Demi Wetzel, a 27-year-old freelance writer who conceived the march, told the assembled group at a pre-march rally that her goal was to take a stand against hate.
“We’re never going to let hate permeate in our city,” she said to cheers. “Not now; not ever.”
Alanté Fields, 28, a graduate student in human centered design and engineering at the University of Washington, said she has felt unsettled since Trump’s election. As an African-American woman, she is more watchful now that white supremacists feel emboldened to speak freely and act on their racist beliefs, she said.
“This is active resistance,” Fields said. “I want to let (Trump) know we are not going to sit back and let him destroy this country.”
Kate Gruntz of Seattle’s Lakewood neighborhood said she was there in solidarity with all the people who say they now feel at risk.
“I’m privileged,” she said as she marched down Broadway. “This isn’t about me.
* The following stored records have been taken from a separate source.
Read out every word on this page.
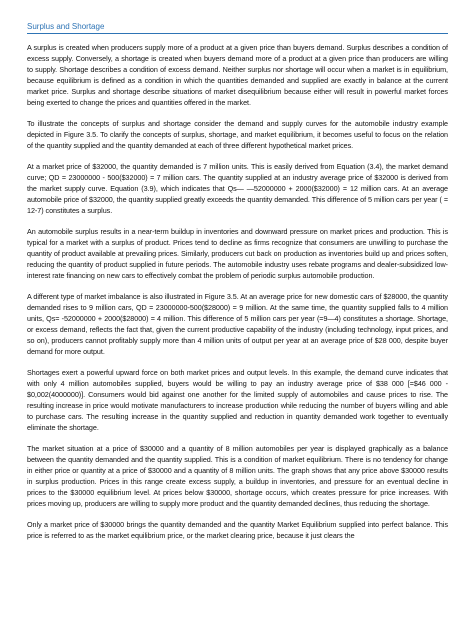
Surplus and Shortage

A surplus is created when producers supply more of a product at a given price than buyers demand. Surplus describes a condition of excess supply. Conversely, a shortage is created when buyers demand more of a product at a given price than producers are willing to supply. Shortage describes a condition of excess demand. Neither surplus nor shortage will occur when a market is in equilibrium, because equilibrium is defined as a condition in which the quantities demanded and supplied are exactly in balance at the current market price. Surplus and shortage describe situations of market disequilibrium because either will result in powerful market forces being exerted to change the prices and quantities offered in the market.

To illustrate the concepts of surplus and shortage consider the demand and supply curves for the automobile industry example depicted in Figure 3.5. To clarify the concepts of surplus, shortage, and market equilibrium, it becomes useful to focus on the relation of the quantity supplied and the quantity demanded at each of three different hypothetical market prices.

At a market price of $32000, the quantity demanded is 7 million units. This is easily derived from Equation (3.4), the market demand curve; QD = 23000000 - 500($32000) = 7 million cars. The quantity supplied at an industry average price of $32000 is derived from the market supply curve. Equation (3.9), which indicates that Qs— —52000000 + 2000($32000) = 12 million cars. At an average automobile price of $32000, the quantity supplied greatly exceeds the quantity demanded. This difference of 5 million cars per year ( = 12-7) constitutes a surplus.

An automobile surplus results in a near-term buildup in inventories and downward pressure on market prices and production. This is typical for a market with a surplus of product. Prices tend to decline as firms recognize that consumers are unwilling to purchase the quantity of product available at prevailing prices. Similarly, producers cut back on production as inventories build up and prices soften, reducing the quantity of product supplied in future periods. The automobile industry uses rebate programs and dealer-subsidized low-interest rate financing on new cars to effectively combat the problem of periodic surplus automobile production.

A different type of market imbalance is also illustrated in Figure 3.5. At an average price for new domestic cars of $28000, the quantity demanded rises to 9 million cars, QD = 23000000-500($28000) = 9 million. At the same time, the quantity supplied falls to 4 million units, Qs= -52000000 + 2000($28000) = 4 million. This difference of 5 million cars per year (=9—4) constitutes a shortage. Shortage, or excess demand, reflects the fact that, given the current productive capability of the industry (including technology, input prices, and so on), producers cannot profitably supply more than 4 million units of output per year at an average price of $28 000, despite buyer demand for more output.

Shortages exert a powerful upward force on both market prices and output levels. In this example, the demand curve indicates that with only 4 million automobiles supplied, buyers would be willing to pay an industry average price of $38 000 [=$46 000 - $0,002(4000000)]. Consumers would bid against one another for the limited supply of automobiles and cause prices to rise. The resulting increase in price would motivate manufacturers to increase production while reducing the number of buyers willing and able to purchase cars. The resulting increase in the quantity supplied and reduction in quantity demanded work together to eventually eliminate the shortage.

The market situation at a price of $30000 and a quantity of 8 million automobiles per year is displayed graphically as a balance between the quantity demanded and the quantity supplied. This is a condition of market equilibrium. There is no tendency for change in either price or quantity at a price of $30000 and a quantity of 8 million units. The graph shows that any price above $30000 results in surplus production. Prices in this range create excess supply, a buildup in inventories, and pressure for an eventual decline in prices to the $30000 equilibrium level. At prices below $30000, shortage occurs, which creates pressure for price increases. With prices moving up, producers are willing to supply more product and the quantity demanded declines, thus reducing the shortage.

Only a market price of $30000 brings the quantity demanded and the quantity Market Equilibrium supplied into perfect balance. This price is referred to as the market equilibrium price, or the market clearing price, because it just clears the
We all know people at risk now, and we want to make it clear that we will protect them, and stand up with them, walk with them.”
The route was filled with colorful, handmade signs that mocked the president elect — “Orange Voldemort” and “Don the Con” — and expressed support for some of the groups Trump singled out during his campaign.
Jessi Murray carried a sign that read, “Say no to hate, and no to bigotry.” She said she intended to fight Trump’s administration in some way every single day.
“We are the in the majority,”’ she said, referring to candidate Hillary Clinton’s lead in the popular vote, despite Trump’s victory in the electoral-college count. “And we are not going to cede that ground to him.”